Review: Chris Stapleton – Traveller – The London Economic

Review: Chris Stapleton – Traveller

By Eleanor Sammeijer (@ElStammjam)

 

Chris Stapleton’s got the chops. Two Grammy’s, winner of the 2015 Country Music Association Awards for Best Male Vocalist, New Artist of the Year, and Album of the Year. Expectations for a new listener going into his new album Traveller are understandably high.

The album itself is an interesting mix of classic, high-energy country tones and more restrained ballads. ‘Fire Away’ is a slow-burner with unquestionable grit at an unhurried pace, like a slow, continuous tread along a beaten path. By comparison, the title track feels lacking in substance and didn’t grip me, with an airy upbeat tempo and an easy-going vocal.

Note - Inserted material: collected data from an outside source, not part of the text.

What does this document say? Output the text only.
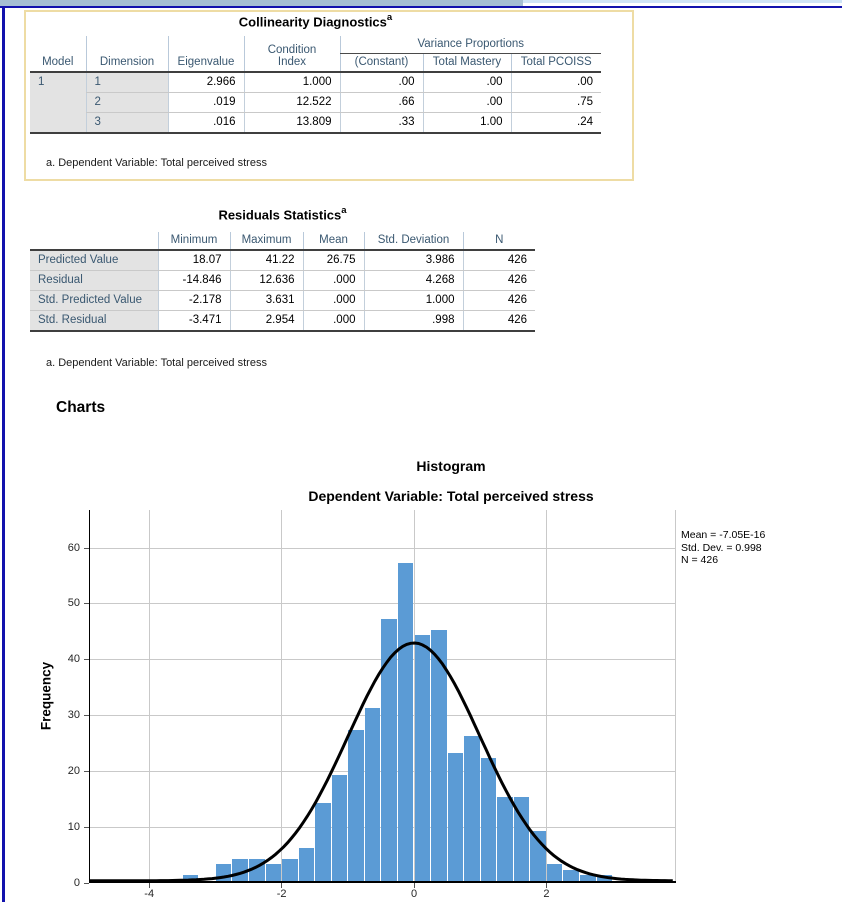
Collinearity Diagnostics$^a$
Model	Dimension	Eigenvalue	Condition Index	Variance Proportions		
				(Constant)	Total Mastery	Total PCOISS
1	1	2.966	1.000	.00	.00	.00
	2	.019	12.522	.66	.00	.75
	3	.016	13.809	.33	1.00	.24
a. Dependent Variable: Total perceived stress
Residuals Statistics$^a$
	Minimum	Maximum	Mean	Std. Deviation	N
Predicted Value	18.07	41.22	26.75	3.986	426
Residual	-14.846	12.636	.000	4.268	426
Std. Predicted Value	-2.178	3.631	.000	1.000	426
Std. Residual	-3.471	2.954	.000	.998	426
a. Dependent Variable: Total perceived stress
Charts
Histogram
Dependent Variable: Total perceived stress
Frequency
0
10
20
30
40
50
60
-4	-2	0	2
Mean = -7.05E-16
Std. Dev. = 0.998
N = 426
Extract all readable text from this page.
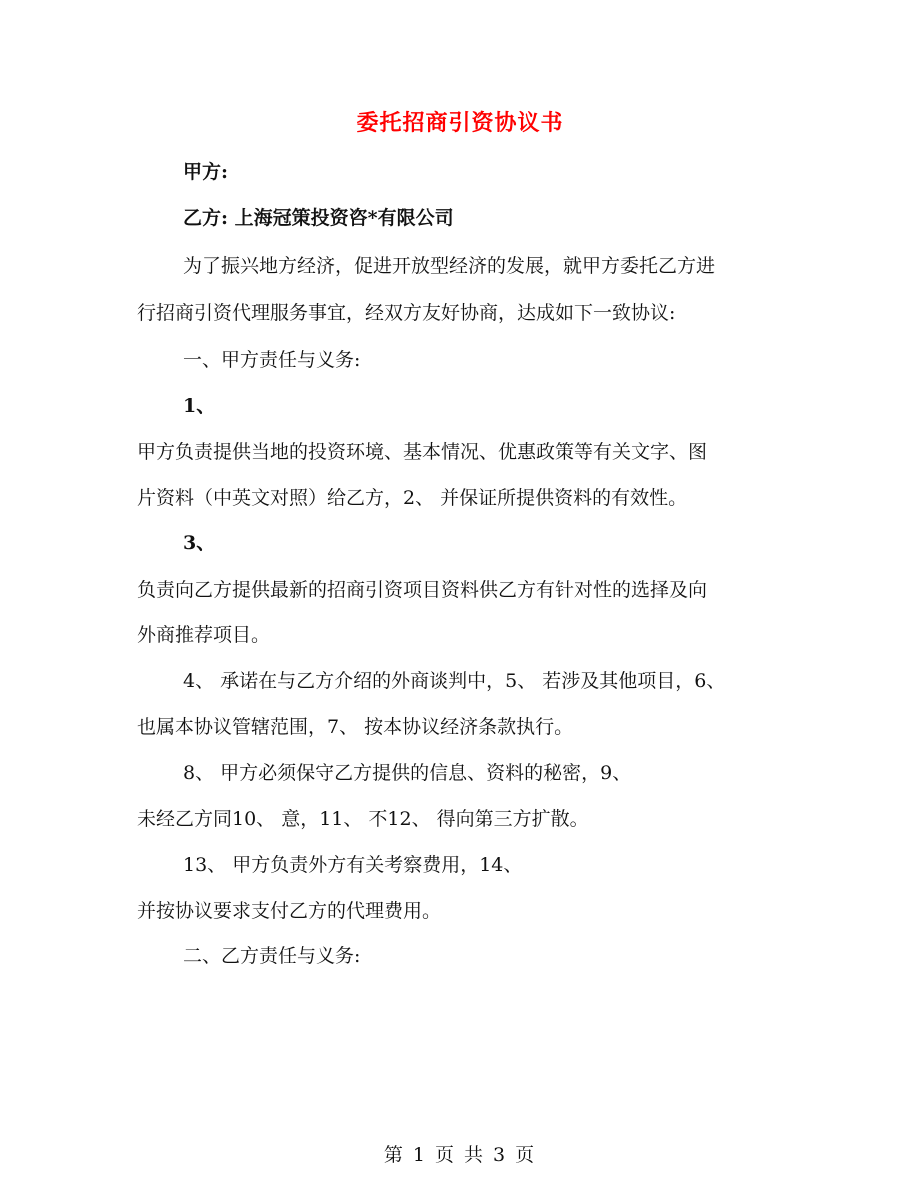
委托招商引资协议书
甲方:
乙方: 上海冠策投资咨*有限公司
为了振兴地方经济，促进开放型经济的发展，就甲方委托乙方进
行招商引资代理服务事宜，经双方友好协商，达成如下一致协议:
一、甲方责任与义务:
1、
甲方负责提供当地的投资环境、基本情况、优惠政策等有关文字、图
片资料（中英文对照）给乙方，2、 并保证所提供资料的有效性。
3、
负责向乙方提供最新的招商引资项目资料供乙方有针对性的选择及向
外商推荐项目。
4、 承诺在与乙方介绍的外商谈判中，5、 若涉及其他项目，6、
也属本协议管辖范围，7、 按本协议经济条款执行。
8、 甲方必须保守乙方提供的信息、资料的秘密，9、
未经乙方同10、 意，11、 不12、 得向第三方扩散。
13、 甲方负责外方有关考察费用，14、
并按协议要求支付乙方的代理费用。
二、乙方责任与义务:
第 1 页 共 3 页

‘Tennessee Whiskey’ is perhaps the most well-known track on Traveller thanks to the publicity-magnet move of recruiting Justin Timberlake for a team-up. It’s a smooth performance with seemingly effortless vocals. The image of alcohol, particularly whiskey, flows through the album. With ‘Might As Well Get Stoned’, we have the brilliant lyric ‘since the whiskey’s gone, I might as well get stoned,’ taking a lighter approach to alcoholism, while ‘Whiskey and You’, another standout, is more intimate and vulnerable, pulling in close on Chris’ vocal performance.

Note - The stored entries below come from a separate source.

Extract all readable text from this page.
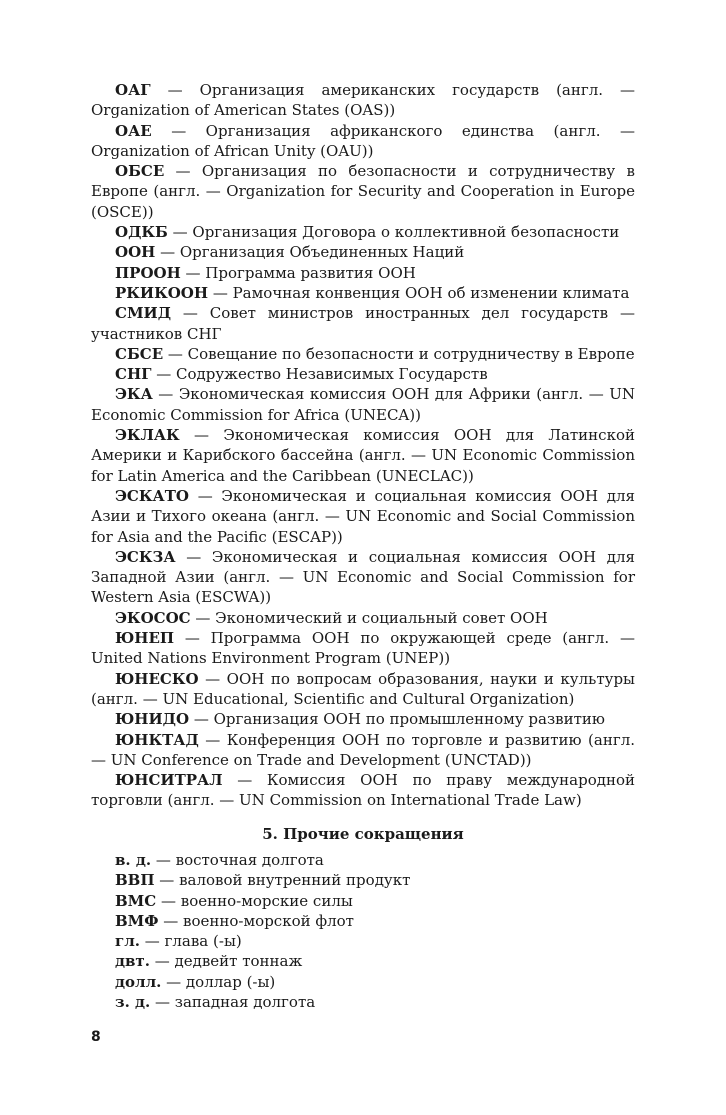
ОАГ — Организация американских государств (англ. — Organization of American States (OAS))
ОАЕ — Организация африканского единства (англ. — Organization of African Unity (OAU))
ОБСЕ — Организация по безопасности и сотрудничеству в Европе (англ. — Organization for Security and Cooperation in Europe (OSCE))
ОДКБ — Организация Договора о коллективной безопасности
ООН — Организация Объединенных Наций
ПРООН — Программа развития ООН
РКИКООН — Рамочная конвенция ООН об изменении климата
СМИД — Совет министров иностранных дел государств — участников СНГ
СБСЕ — Совещание по безопасности и сотрудничеству в Европе
СНГ — Содружество Независимых Государств
ЭКА — Экономическая комиссия ООН для Африки (англ. — UN Economic Commission for Africa (UNECA))
ЭКЛАК — Экономическая комиссия ООН для Латинской Америки и Карибского бассейна (англ. — UN Economic Commission for Latin America and the Caribbean (UNECLAC))
ЭСКАТО — Экономическая и социальная комиссия ООН для Азии и Тихого океана (англ. — UN Economic and Social Commission for Asia and the Pacific (ESCAP))
ЭСКЗА — Экономическая и социальная комиссия ООН для Западной Азии (англ. — UN Economic and Social Commission for Western Asia (ESCWA))
ЭКОСОС — Экономический и социальный совет ООН
ЮНЕП — Программа ООН по окружающей среде (англ. — United Nations Environment Program (UNEP))
ЮНЕСКО — ООН по вопросам образования, науки и культуры (англ. — UN Educational, Scientific and Cultural Organization)
ЮНИДО — Организация ООН по промышленному развитию
ЮНКТАД — Конференция ООН по торговле и развитию (англ. — UN Conference on Trade and Development (UNCTAD))
ЮНСИТРАЛ — Комиссия ООН по праву международной торговли (англ. — UN Commission on International Trade Law)
5. Прочие сокращения
в. д. — восточная долгота
ВВП — валовой внутренний продукт
ВМС — военно-морские силы
ВМФ — военно-морской флот
гл. — глава (-ы)
двт. — дедвейт тоннаж
долл. — доллар (-ы)
з. д. — западная долгота
8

‘Parachute’ has a cinematic Western sensibility with more up-tempo grit; strong beats, great motifs from the accompanying guitar, and a good chorus line. ‘Nobody to Blame’ is similarly everything you want from a country tune, building up the layers to a chorus with harmonising male and female vocals, along with some poignant instrumental moments.

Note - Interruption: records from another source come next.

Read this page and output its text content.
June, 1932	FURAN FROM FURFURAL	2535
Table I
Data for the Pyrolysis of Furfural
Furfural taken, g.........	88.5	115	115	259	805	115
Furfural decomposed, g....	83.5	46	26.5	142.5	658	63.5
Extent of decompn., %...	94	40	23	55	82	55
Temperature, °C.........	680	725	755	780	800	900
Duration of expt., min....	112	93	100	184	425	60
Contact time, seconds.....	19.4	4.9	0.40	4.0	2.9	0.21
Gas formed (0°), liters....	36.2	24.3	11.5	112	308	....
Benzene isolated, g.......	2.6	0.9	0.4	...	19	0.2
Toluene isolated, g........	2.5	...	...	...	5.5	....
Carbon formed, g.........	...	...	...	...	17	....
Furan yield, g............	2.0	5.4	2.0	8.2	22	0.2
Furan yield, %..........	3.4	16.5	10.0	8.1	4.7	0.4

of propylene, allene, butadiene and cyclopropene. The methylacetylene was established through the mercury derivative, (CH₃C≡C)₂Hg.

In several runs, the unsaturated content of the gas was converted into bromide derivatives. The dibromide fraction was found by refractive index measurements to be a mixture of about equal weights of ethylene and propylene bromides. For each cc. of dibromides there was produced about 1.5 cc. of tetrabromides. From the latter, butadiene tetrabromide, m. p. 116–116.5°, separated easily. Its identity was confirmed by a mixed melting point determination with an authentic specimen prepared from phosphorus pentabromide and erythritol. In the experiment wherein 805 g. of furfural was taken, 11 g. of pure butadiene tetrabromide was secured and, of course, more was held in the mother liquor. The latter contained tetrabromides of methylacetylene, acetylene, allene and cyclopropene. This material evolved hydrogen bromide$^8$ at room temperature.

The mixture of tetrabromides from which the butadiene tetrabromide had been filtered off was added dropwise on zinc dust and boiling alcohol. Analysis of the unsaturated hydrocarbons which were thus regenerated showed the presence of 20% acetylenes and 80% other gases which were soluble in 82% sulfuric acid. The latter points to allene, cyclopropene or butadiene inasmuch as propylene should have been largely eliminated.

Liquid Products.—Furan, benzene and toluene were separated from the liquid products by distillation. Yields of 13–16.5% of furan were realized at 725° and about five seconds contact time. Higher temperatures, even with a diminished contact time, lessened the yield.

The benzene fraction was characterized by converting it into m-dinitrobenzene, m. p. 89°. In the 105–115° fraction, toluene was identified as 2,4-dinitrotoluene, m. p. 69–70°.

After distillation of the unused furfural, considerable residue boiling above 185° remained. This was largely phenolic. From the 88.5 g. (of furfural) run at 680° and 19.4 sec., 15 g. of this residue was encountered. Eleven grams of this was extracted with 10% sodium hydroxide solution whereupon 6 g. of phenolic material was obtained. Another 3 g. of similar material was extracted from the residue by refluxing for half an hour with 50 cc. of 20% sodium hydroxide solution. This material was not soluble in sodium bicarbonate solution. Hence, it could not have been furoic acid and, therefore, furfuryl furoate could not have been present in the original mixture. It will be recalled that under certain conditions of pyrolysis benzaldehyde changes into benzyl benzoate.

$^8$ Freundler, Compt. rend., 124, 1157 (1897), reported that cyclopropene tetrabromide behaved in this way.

Chris himself commented, “I’m a fan of polarisation. If you make something that is palatable to everybody, it’s like making vanilla ice cream, and I think we have enough of that”, and this idea of polarising, contrasting tracks is exactly what came to mind when listening to ‘Was It 26’ and ‘The Devil Named Music’. The latter hosts perhaps the best lyrics on Traveller, with a more sombre, melancholic tune. Lines such as, ‘I sold my soul a long time ago, I put it in six strings and a sad melody,’ stand as such a contrast to some of the earlier tracks that, once again, it’s odd to think that they all belong to the same artist. Then we have ‘Was It 26’ and its controlled vocal tones, slick and delivered directly, like a challenge.